Ribon V, Saltiel A R
Department of Physiology, University of Michigan School of Medicine, Ann Arbor, 48109, USA.
J Biol Chem. 1996 Mar 29;271(13):7375-80. doi: 10.1074/jbc.271.13.7375.
The cellular homologs of the v-Crk oncogene product consist primarily of Src homology region 2 (SH2) and 3 (SH3) domains. v-Crk overexpression causes cell transformation and elevation of tyrosine phosphorylation in fibroblasts and accelerates differentiation of PC-12 cells in response to nerve growth factor (NGF). To further explore the role of Crk in NGF-induced PC-12 cell differentiation, we found that both NGF and epidermal growth factor stimulate the tyrosine phosphorylation of endogenous Crk II. Moreover, hormone stimulation enhanced the specific association of Crk proteins with the tyrosine-phosphorylated p130Cas, the major phosphotyrosine-containing protein in cells transformed with v-Crk. This interaction is mediated by the SH2 domain of Crk and can be inhibited with a phosphopeptide containing the Crk-SH2 binding motif. Furthermore, the Crk-SH2 domain binds tyrosine-phosphorylated paxillin, a cytoskeletal protein, following treatment of PC-12 cells with NGF or epidermal growth factor. These data suggest that Crk functions in a number of signaling processes in PC-12 cells.
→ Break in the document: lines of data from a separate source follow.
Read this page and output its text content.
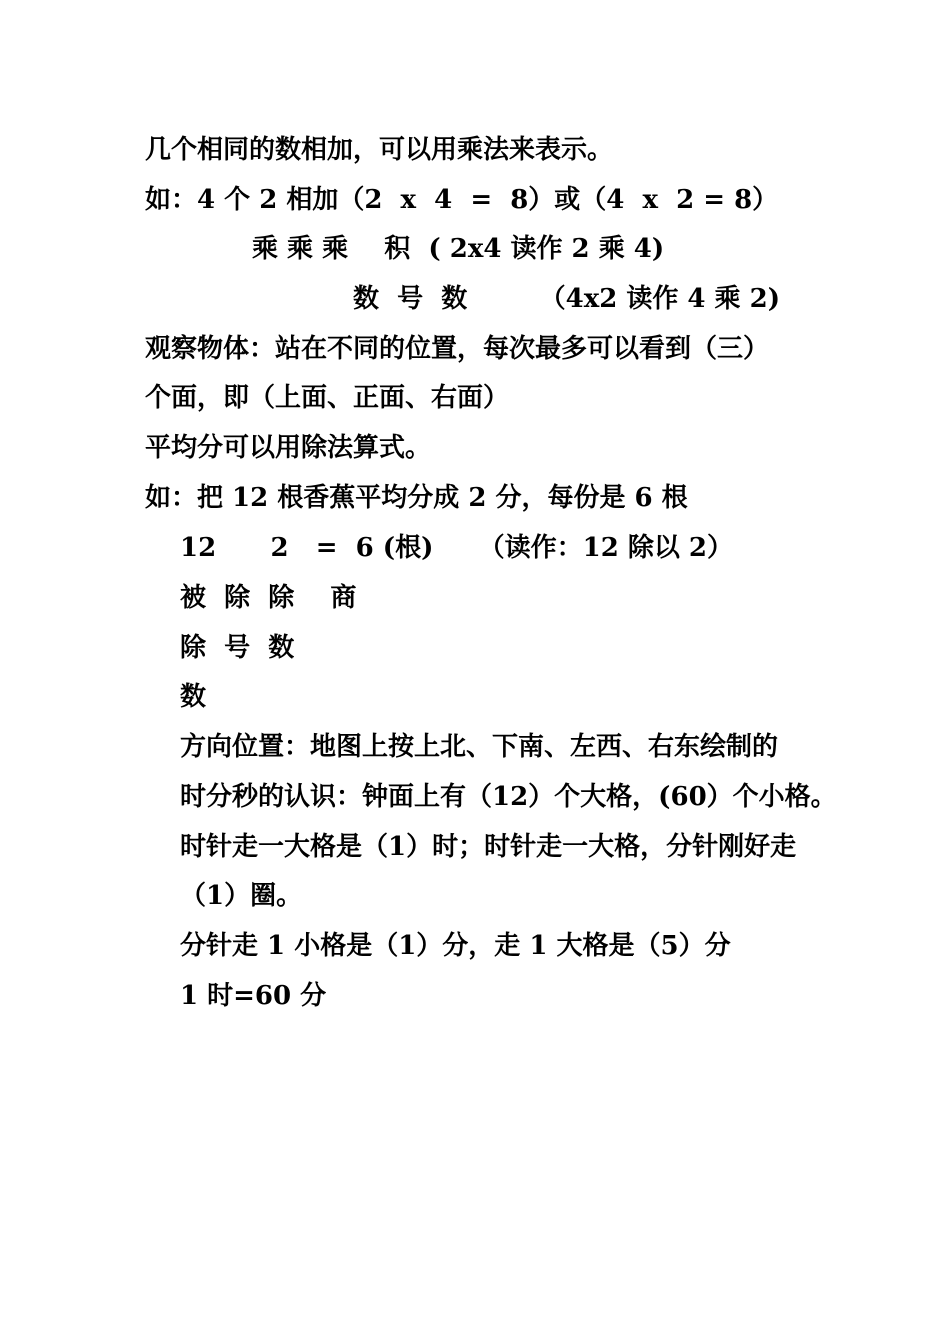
几个相同的数相加，可以用乘法来表示。
如：4 个 2 相加（2  x  4  =  8）或（4  x  2 = 8）
乘 乘 乘    积  ( 2x4 读作 2 乘 4)
数  号  数        （4x2 读作 4 乘 2)
观察物体：站在不同的位置，每次最多可以看到（三）
个面，即（上面、正面、右面）
平均分可以用除法算式。
如：把 12 根香蕉平均分成 2 分，每份是 6 根
12      2   =  6 (根)     （读作：12 除以 2）
被  除  除    商
除  号  数
数
方向位置：地图上按上北、下南、左西、右东绘制的
时分秒的认识：钟面上有（12）个大格，(60）个小格。
时针走一大格是（1）时；时针走一大格，分针刚好走
（1）圈。
分针走 1 小格是（1）分，走 1 大格是（5）分
1 时=60 分
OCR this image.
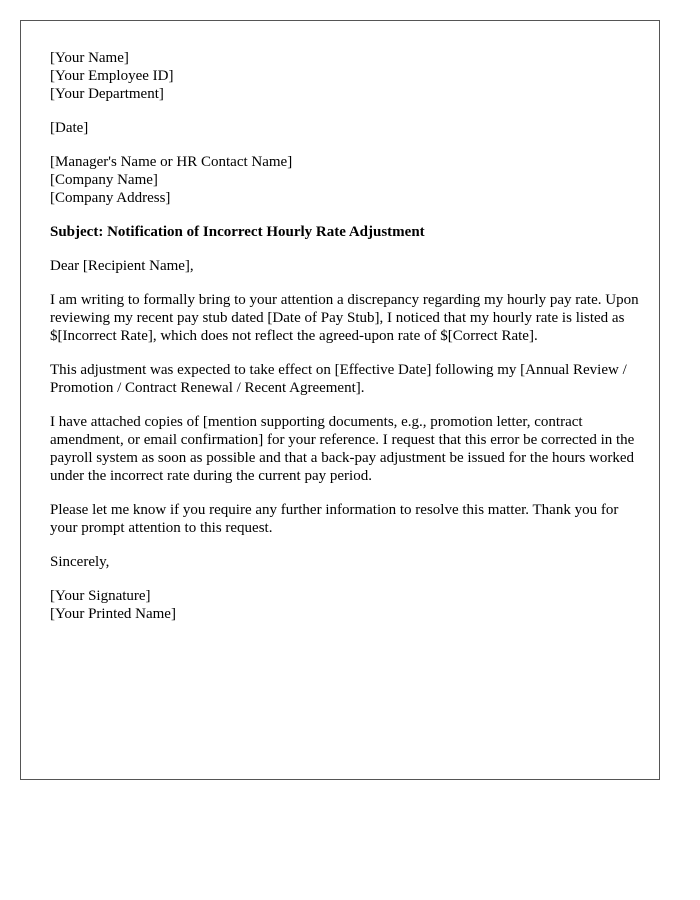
[Your Name]
[Your Employee ID]
[Your Department]
[Date]
[Manager's Name or HR Contact Name]
[Company Name]
[Company Address]
Subject: Notification of Incorrect Hourly Rate Adjustment
Dear [Recipient Name],

I am writing to formally bring to your attention a discrepancy regarding my hourly pay rate. Upon reviewing my recent pay stub dated [Date of Pay Stub], I noticed that my hourly rate is listed as $[Incorrect Rate], which does not reflect the agreed-upon rate of $[Correct Rate].

This adjustment was expected to take effect on [Effective Date] following my [Annual Review / Promotion / Contract Renewal / Recent Agreement].

I have attached copies of [mention supporting documents, e.g., promotion letter, contract amendment, or email confirmation] for your reference. I request that this error be corrected in the payroll system as soon as possible and that a back-pay adjustment be issued for the hours worked under the incorrect rate during the current pay period.

Please let me know if you require any further information to resolve this matter. Thank you for your prompt attention to this request.

Sincerely,
[Your Signature]
[Your Printed Name]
v-Crk癌基因产物的细胞同源物主要由Src同源区域2(SH2)和3(SH3)结构域组成。v-Crk的过表达导致成纤维细胞中的细胞转化和酪氨酸磷酸化水平升高,并加速PC-12细胞对神经生长因子(NGF)的分化响应。为了进一步探究Crk在NGF诱导的PC-12细胞分化中的作用,我们发现NGF和表皮生长因子均能刺激内源性Crk II的酪氨酸磷酸化。此外,激素刺激增强了Crk蛋白与酪氨酸磷酸化的p130Cas的特异性结合,p130Cas是用v-Crk转化的细胞中主要的含磷酸酪氨酸蛋白。这种相互作用由Crk的SH2结构域介导,并且可以被含有Crk-SH2结合基序的磷酸肽抑制。此外,在用NGF或表皮生长因子处理PC-12细胞后,Crk-SH2结构域与酪氨酸磷酸化的桩蛋白(一种细胞骨架蛋白)结合。这些数据表明Crk在PC-12细胞的许多信号传导过程中发挥作用。